We are considering booting up a second environment, with nearly the same configuration as our existing one except the seeds, and without the read side processors running. This second environment would use its own nodes as seeds, effectively creating a split brain. We would make sure no traffic is going to it when we start it up, so without any writers (Entity, RSPs, and the shard coordinator writer, as this cluster uses DData) we wouldn’t expect any corrupt data to be written. Then we would cut traffic to the old environment and repoint our DNS entries to the new environment. Finally, we’d shut down our old environment, then turn on the read-side processors in our new environment.

We’d have downtime between when we cut traffic to our old environment and when our clients refresh their DNS cache after we update our DNS, but we think that is it. We think this ensures that only one set of nodes is writing to any specific data at any point in time, so it shouldn’t corrupt any data.
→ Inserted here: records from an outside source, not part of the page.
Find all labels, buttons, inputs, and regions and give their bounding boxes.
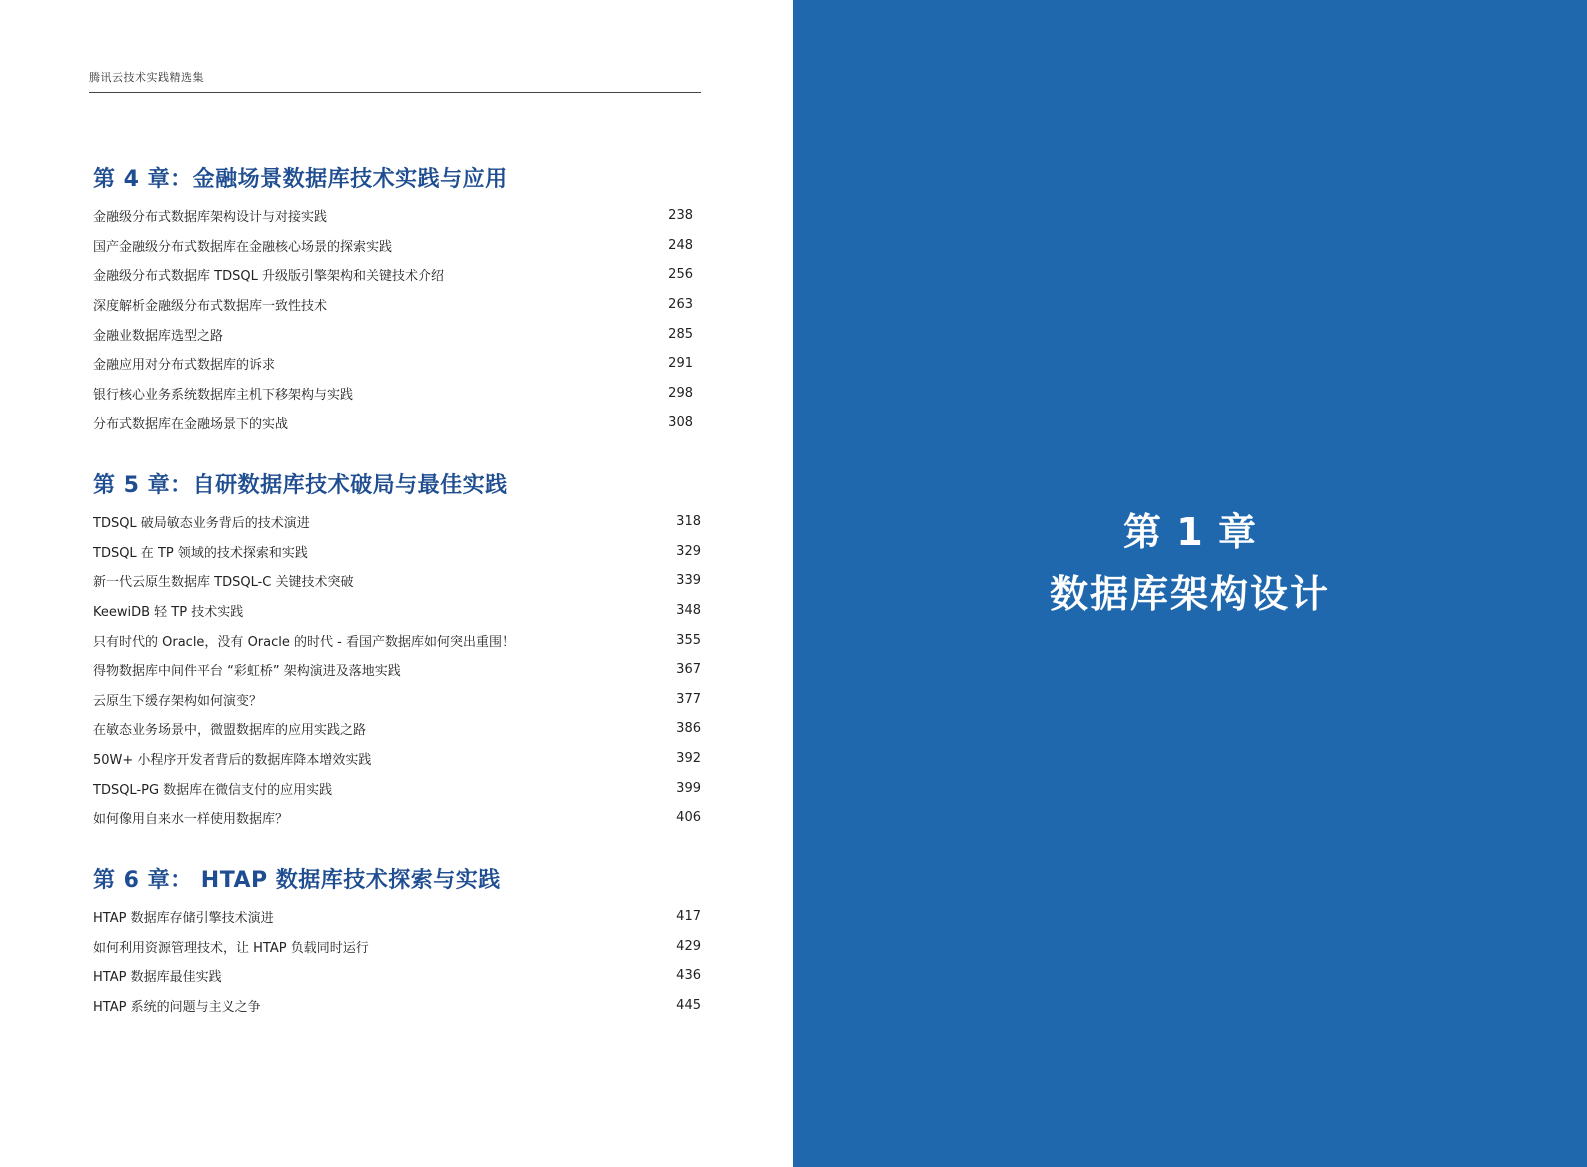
running-header: 腾讯云技术实践精选集 (89, 71, 204, 84)
toc-entry[interactable] (93, 685, 701, 715)
toc-entry[interactable] (93, 290, 701, 320)
toc-entry-page: 367 (676, 662, 701, 678)
part-cover-page (793, 0, 1587, 1167)
toc-entry[interactable] (93, 902, 701, 932)
toc-entry-title: 金融业数据库选型之路 (93, 328, 224, 344)
toc-entry-page: 285 (668, 326, 693, 342)
toc-entry-title: 只有时代的 Oracle，没有 Oracle 的时代 - 看国产数据库如何突出重围！ (93, 634, 515, 650)
chapter-title: 第 6 章： HTAP 数据库技术探索与实践 (93, 868, 501, 893)
toc-chapter-5 (93, 471, 701, 833)
toc-entry-page: 248 (668, 237, 693, 253)
toc-entry-page: 377 (676, 691, 701, 707)
toc-entry[interactable] (93, 744, 701, 774)
toc-entry[interactable] (93, 349, 701, 379)
toc-chapter-6 (93, 866, 701, 1020)
part-chapter-name: 数据库架构设计 (1049, 572, 1330, 616)
part-chapter-number: 第 1 章 (1123, 510, 1257, 554)
toc-entry-title: HTAP 系统的问题与主义之争 (93, 1000, 261, 1016)
toc-entry-page: 392 (676, 751, 701, 767)
toc-entry-page: 436 (676, 968, 701, 984)
part-title (793, 505, 1587, 629)
toc-entry-page: 298 (668, 385, 693, 401)
toc-entry-page: 355 (676, 632, 701, 648)
toc-entry-page: 386 (676, 721, 701, 737)
toc-entry[interactable] (93, 379, 701, 409)
toc-entry-title: 如何利用资源管理技术，让 HTAP 负载同时运行 (93, 940, 369, 956)
toc-entry[interactable] (93, 991, 701, 1021)
left-page (0, 0, 793, 1167)
toc-entry-page: 406 (676, 810, 701, 826)
toc-entry-page: 417 (676, 909, 701, 925)
toc-entry-title: 银行核心业务系统数据库主机下移架构与实践 (93, 387, 354, 403)
chapter-title: 第 4 章：金融场景数据库技术实践与应用 (93, 167, 508, 192)
toc-entry[interactable] (93, 231, 701, 261)
toc-entry-title: 在敏态业务场景中，微盟数据库的应用实践之路 (93, 723, 367, 739)
toc-entry[interactable] (93, 260, 701, 290)
toc-chapter-4 (93, 165, 701, 438)
toc-entry-page: 445 (676, 998, 701, 1014)
toc-entry-title: TDSQL-PG 数据库在微信支付的应用实践 (93, 782, 333, 798)
toc-entry[interactable] (93, 566, 701, 596)
toc-entry-title: 得物数据库中间件平台 “彩虹桥” 架构演进及落地实践 (93, 664, 401, 680)
toc-entry-page: 318 (676, 514, 701, 530)
toc-entry-title: TDSQL 破局敏态业务背后的技术演进 (93, 516, 310, 532)
toc-entry-page: 339 (676, 573, 701, 589)
toc-entry[interactable] (93, 803, 701, 833)
toc-entry[interactable] (93, 537, 701, 567)
toc-entry-title: 如何像用自来水一样使用数据库？ (93, 812, 289, 828)
toc-entry-title: HTAP 数据库存储引擎技术演进 (93, 911, 274, 927)
toc-entry-title: 国产金融级分布式数据库在金融核心场景的探索实践 (93, 239, 393, 255)
toc-entry-page: 308 (668, 415, 693, 431)
toc-entry-page: 256 (668, 267, 693, 283)
header-rule (89, 92, 701, 93)
toc-entry-title: 金融级分布式数据库 TDSQL 升级版引擎架构和关键技术介绍 (93, 269, 444, 285)
toc-entry[interactable] (93, 201, 701, 231)
toc-entry[interactable] (93, 319, 701, 349)
toc-entry-title: 金融级分布式数据库架构设计与对接实践 (93, 210, 328, 226)
toc-entry-page: 329 (676, 543, 701, 559)
toc-entry-title: 分布式数据库在金融场景下的实战 (93, 417, 289, 433)
chapter-title: 第 5 章：自研数据库技术破局与最佳实践 (93, 473, 508, 498)
toc-entry-page: 263 (668, 297, 693, 313)
toc-entry-title: 金融应用对分布式数据库的诉求 (93, 358, 276, 374)
toc-entry-title: TDSQL 在 TP 领域的技术探索和实践 (93, 545, 308, 561)
toc-entry-page: 429 (676, 938, 701, 954)
toc-entry-page: 291 (668, 356, 693, 372)
toc-entry[interactable] (93, 625, 701, 655)
toc-entry[interactable] (93, 655, 701, 685)
toc-entry[interactable] (93, 773, 701, 803)
toc-entry[interactable] (93, 507, 701, 537)
toc-entry-title: 50W+ 小程序开发者背后的数据库降本增效实践 (93, 753, 372, 769)
toc-entry-title: 云原生下缓存架构如何演变？ (93, 693, 263, 709)
toc-entry-title: 深度解析金融级分布式数据库一致性技术 (93, 299, 328, 315)
toc-entry[interactable] (93, 596, 701, 626)
toc-entry-title: 新一代云原生数据库 TDSQL-C 关键技术突破 (93, 575, 354, 591)
toc-entry[interactable] (93, 961, 701, 991)
toc-entry-title: KeewiDB 轻 TP 技术实践 (93, 605, 244, 621)
toc-entry[interactable] (93, 714, 701, 744)
toc-entry[interactable] (93, 932, 701, 962)
toc-entry[interactable] (93, 408, 701, 438)
toc-entry-page: 399 (676, 780, 701, 796)
toc-entry-page: 238 (668, 208, 693, 224)
toc-entry-title: HTAP 数据库最佳实践 (93, 970, 222, 986)
toc-entry-page: 348 (676, 603, 701, 619)
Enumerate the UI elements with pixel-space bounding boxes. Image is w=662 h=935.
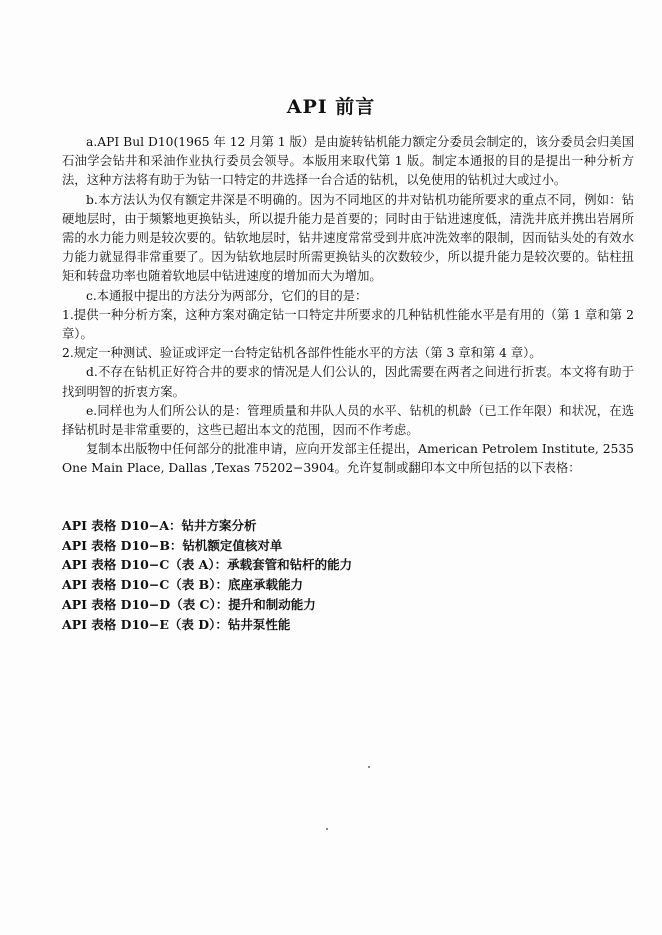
form-item: API 表格 D10−C（表 A）：承载套管和钻杆的能力 <box>62 557 353 573</box>
paragraph-b: b.本方法认为仅有额定井深是不明确的。因为不同地区的井对钻机功能所要求的重点不同，例如：钻硬地层时，由于频繁地更换钻头，所以提升能力是首要的；同时由于钻进速度低，清洗井底并携出岩屑所需的水力能力则是较次要的。钻软地层时，钻井速度常常受到井底冲洗效率的限制，因而钻头处的有效水力能力就显得非常重要了。因为钻软地层时所需更换钻头的次数较少，所以提升能力是较次要的。钻柱扭矩和转盘功率也随着软地层中钻进速度的增加而大为增加。 <box>62 192 634 284</box>
scan-speck <box>326 828 328 830</box>
paragraph-c-item-1: 1.提供一种分析方案，这种方案对确定钻一口特定井所要求的几种钻机性能水平是有用的（第 1 章和第 2 章）。 <box>62 307 634 342</box>
form-item: API 表格 D10−E（表 D）：钻井泵性能 <box>62 616 291 632</box>
paragraph-c-item-2: 2.规定一种测试、验证或评定一台特定钻机各部件性能水平的方法（第 3 章和第 4 章）。 <box>62 346 542 361</box>
forms-list <box>62 516 352 634</box>
paragraph-e: e.同样也为人们所公认的是：管理质量和井队人员的水平、钻机的机龄（已工作年限）和状况，在选择钻机时是非常重要的，这些已超出本文的范围，因而不作考虑。 <box>62 403 634 438</box>
form-item: API 表格 D10−A：钻井方案分析 <box>62 518 257 533</box>
paragraph-a: a.API Bul D10(1965 年 12 月第 1 版）是由旋转钻机能力额定分委员会制定的，该分委员会归美国石油学会钻井和采油作业执行委员会领导。本版用来取代第 1 版。制定本通报的目的是提出一种分析方法，这种方法将有助于为钻一口特定的井选择一台合适的钻机，以免使用的钻机过大或过小。 <box>62 135 634 188</box>
preface-body <box>62 133 634 479</box>
page-title: API 前言 <box>286 96 376 118</box>
paragraph-copyright: 复制本出版物中任何部分的批准申请，应向开发部主任提出，American Petrolem Institute, 2535 One Main Place, Dallas ,Texas 75202−3904。允许复制或翻印本文中所包括的以下表格： <box>62 442 634 476</box>
form-item: API 表格 D10−B：钻机额定值核对单 <box>62 537 283 553</box>
paragraph-d: d.不存在钻机正好符合井的要求的情况是人们公认的，因此需要在两者之间进行折衷。本文将有助于找到明智的折衷方案。 <box>62 365 634 399</box>
paragraph-c: c.本通报中提出的方法分为两部分，它们的目的是： <box>86 288 368 303</box>
scan-speck <box>368 766 370 768</box>
form-item: API 表格 D10−C（表 B）：底座承载能力 <box>62 577 303 593</box>
form-item: API 表格 D10−D（表 C）：提升和制动能力 <box>62 596 316 612</box>
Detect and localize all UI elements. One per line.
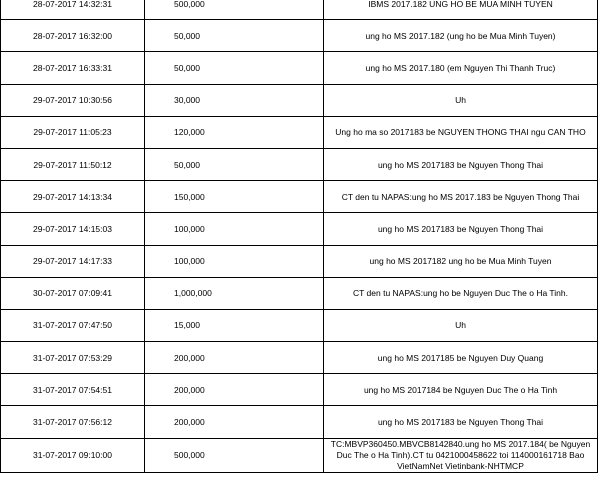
transaction-description: ung ho MS 2017182 ung ho be Mua Minh Tuyen — [324, 245, 598, 277]
transaction-amount: 1,000,000 — [145, 277, 324, 309]
transaction-amount: 50,000 — [145, 148, 324, 180]
table-row — [1, 309, 598, 341]
table-row — [1, 116, 598, 148]
table-row — [1, 20, 598, 52]
transaction-description: Ung ho ma so 2017183 be NGUYEN THONG THAI ngu CAN THO — [324, 116, 598, 148]
transaction-date: 28-07-2017 14:32:31 — [1, 0, 145, 20]
transaction-amount: 100,000 — [145, 213, 324, 245]
transaction-date: 29-07-2017 14:13:34 — [1, 181, 145, 213]
transaction-date: 29-07-2017 14:17:33 — [1, 245, 145, 277]
transaction-date: 28-07-2017 16:33:31 — [1, 52, 145, 84]
transaction-date: 31-07-2017 09:10:00 — [1, 438, 145, 472]
transaction-date: 31-07-2017 07:56:12 — [1, 406, 145, 438]
transaction-date: 31-07-2017 07:54:51 — [1, 374, 145, 406]
transaction-description: Uh — [324, 84, 598, 116]
transaction-description: ung ho MS 2017183 be Nguyen Thong Thai — [324, 406, 598, 438]
transaction-date: 29-07-2017 11:05:23 — [1, 116, 145, 148]
transaction-description: Uh — [324, 309, 598, 341]
transaction-date: 28-07-2017 16:32:00 — [1, 20, 145, 52]
transaction-description: CT den tu NAPAS:ung ho be Nguyen Duc The o Ha Tinh. — [324, 277, 598, 309]
transaction-description: TC:MBVP360450.MBVCB8142840.ung ho MS 2017.184( be Nguyen Duc The o Ha Tinh).CT tu 0421000458622 toi 114000161718 Bao VietNamNet Vietinbank-NHTMCP — [324, 438, 598, 472]
transaction-amount: 500,000 — [145, 438, 324, 472]
transaction-description: IBMS 2017.182 UNG HO BE MUA MINH TUYEN — [324, 0, 598, 20]
transaction-date: 31-07-2017 07:53:29 — [1, 342, 145, 374]
transaction-description: ung ho MS 2017.182 (ung ho be Mua Minh Tuyen) — [324, 20, 598, 52]
table-row — [1, 52, 598, 84]
transaction-amount: 30,000 — [145, 84, 324, 116]
table-row — [1, 181, 598, 213]
table-row — [1, 84, 598, 116]
transaction-date: 31-07-2017 07:47:50 — [1, 309, 145, 341]
table-row — [1, 148, 598, 180]
transaction-description: ung ho MS 2017183 be Nguyen Thong Thai — [324, 213, 598, 245]
table-row — [1, 406, 598, 438]
transaction-date: 30-07-2017 07:09:41 — [1, 277, 145, 309]
transaction-date: 29-07-2017 14:15:03 — [1, 213, 145, 245]
table-row — [1, 342, 598, 374]
table-row — [1, 213, 598, 245]
transaction-amount: 15,000 — [145, 309, 324, 341]
transaction-amount: 500,000 — [145, 0, 324, 20]
transaction-amount: 200,000 — [145, 374, 324, 406]
table-row — [1, 438, 598, 472]
transaction-date: 29-07-2017 11:50:12 — [1, 148, 145, 180]
transaction-amount: 50,000 — [145, 52, 324, 84]
table-row — [1, 0, 598, 20]
transaction-description: ung ho MS 2017184 be Nguyen Duc The o Ha Tinh — [324, 374, 598, 406]
transaction-amount: 200,000 — [145, 342, 324, 374]
transaction-amount: 120,000 — [145, 116, 324, 148]
transaction-date: 29-07-2017 10:30:56 — [1, 84, 145, 116]
transaction-amount: 100,000 — [145, 245, 324, 277]
transaction-amount: 50,000 — [145, 20, 324, 52]
table-row — [1, 245, 598, 277]
transaction-description: ung ho MS 2017.180 (em Nguyen Thi Thanh Truc) — [324, 52, 598, 84]
transaction-description: ung ho MS 2017183 be Nguyen Thong Thai — [324, 148, 598, 180]
transaction-table-body — [1, 0, 598, 472]
transaction-amount: 150,000 — [145, 181, 324, 213]
transaction-amount: 200,000 — [145, 406, 324, 438]
table-row — [1, 374, 598, 406]
table-row — [1, 277, 598, 309]
transaction-description: CT den tu NAPAS:ung ho MS 2017.183 be Nguyen Thong Thai — [324, 181, 598, 213]
transaction-description: ung ho MS 2017185 be Nguyen Duy Quang — [324, 342, 598, 374]
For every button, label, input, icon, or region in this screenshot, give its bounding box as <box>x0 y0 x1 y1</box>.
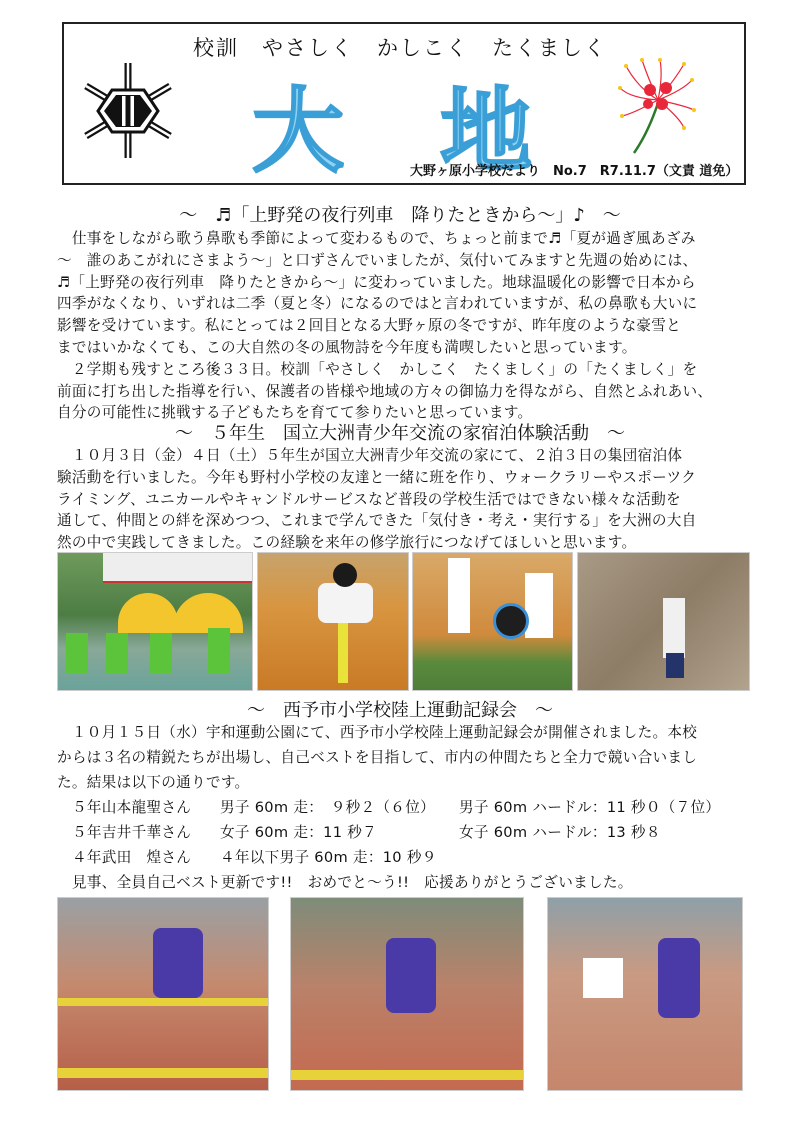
title-char-dai: 大 <box>252 77 345 185</box>
paragraph-line: 然の中で実践してきました。この経験を来年の修学旅行につなげてほしいと思います。 <box>57 534 637 552</box>
paragraph-line: 前面に打ち出した指導を行い、保護者の皆様や地域の方々の御協力を得ながら、自然とふれあい、 <box>57 382 713 400</box>
photo-unicurl <box>412 552 573 691</box>
red-spider-lily-icon <box>618 58 698 158</box>
photo-unicurl-stacking <box>257 552 409 691</box>
photo-walk-rally <box>57 552 253 691</box>
photo-sprint <box>547 897 743 1091</box>
athlete-name: ５年吉井千華さん <box>72 824 192 841</box>
athlete-name: ５年山本龍聖さん <box>72 799 192 816</box>
paragraph-line: １０月３日（金）４日（土）５年生が国立大洲青少年交流の家にて、２泊３日の集団宿泊体 <box>57 447 683 464</box>
school-motto: 校訓 やさしく かしこく たくましく <box>193 36 607 60</box>
paragraph-line: 通して、仲間との絆を深めつつ、これまで学んできた「気付き・考え・実行する」を大洲の大自 <box>57 512 697 530</box>
paragraph-line: た。結果は以下の通りです。 <box>57 774 250 791</box>
result-event1: 男子 60m 走： ９秒２（６位） <box>220 799 435 816</box>
paragraph-line: 仕事をしながら歌う鼻歌も季節によって変わるもので、ちょっと前まで♬「夏が過ぎ風あざみ <box>57 230 696 247</box>
result-event2: 女子 60m ハードル：13 秒８ <box>459 824 661 841</box>
paragraph-line: １０月１５日（水）宇和運動公園にて、西予市小学校陸上運動記録会が開催されました。本校 <box>57 724 698 741</box>
athlete-name: ４年武田 煌さん <box>72 849 192 866</box>
result-event1: 女子 60m 走：11 秒７ <box>220 824 378 841</box>
section2-title: ～ ５年生 国立大洲青少年交流の家宿泊体験活動 ～ <box>175 423 625 444</box>
paragraph-line: ２学期も残すところ後３３日。校訓「やさしく かしこく たくましく」の「たくましく」を <box>57 360 698 378</box>
paragraph-line: ♬「上野発の夜行列車 降りたときから～」に変わっていました。地球温暖化の影響で日本から <box>57 273 696 291</box>
paragraph-line: からは３名の精鋭たちが出場し、自己ベストを目指して、市内の仲間たちと全力で競い合いまし <box>57 749 698 766</box>
photo-boys-hurdles <box>57 897 269 1091</box>
section3-title: ～ 西予市小学校陸上運動記録会 ～ <box>247 700 553 721</box>
closing-line: 見事、全員自己ベスト更新です!! おめでと～う!! 応援ありがとうございました。 <box>57 874 633 891</box>
paragraph-line: ～ 誰のあこがれにさまよう～」と口ずさんでいましたが、気付いてみますと先週の始めには、 <box>57 251 698 269</box>
paragraph-line: 影響を受けています。私にとっては２回目となる大野ヶ原の冬ですが、昨年度のような豪雪と <box>57 317 682 335</box>
photo-girls-hurdles <box>290 897 524 1091</box>
result-event1: ４年以下男子 60m 走：10 秒９ <box>220 849 437 866</box>
section1-title: ～ ♬「上野発の夜行列車 降りたときから～」♪ ～ <box>179 205 621 226</box>
title-char-chi: 地 <box>440 77 533 185</box>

Are we missing some data? Does this seem like a valid strategy?

Hi @zmarois,

There is one thing you are missing. Your old cluster may have entities in-memory with a few commands in their mailbox. When you cut the cable, you are only avoiding that new commands reach the mailbox, but existing commands may still be processed, mutate the entity and produce events in your journal.

If, at the same time, you open the access to the new cluster, you may have the same entity loaded in both clusters. The split brain becomes a nightmare in that case.

You may have two clusters running, but you will need to shut down the old one entirely before opening the access to the new one. That said, I believe this is a quite complicated scenario with not much gain in terms of downtime.

1 Like

Thanks @octonato. Yes, the complexity is what we are weighing against the potential downtime. Thanks for identifying that extra case. We definitely missed that.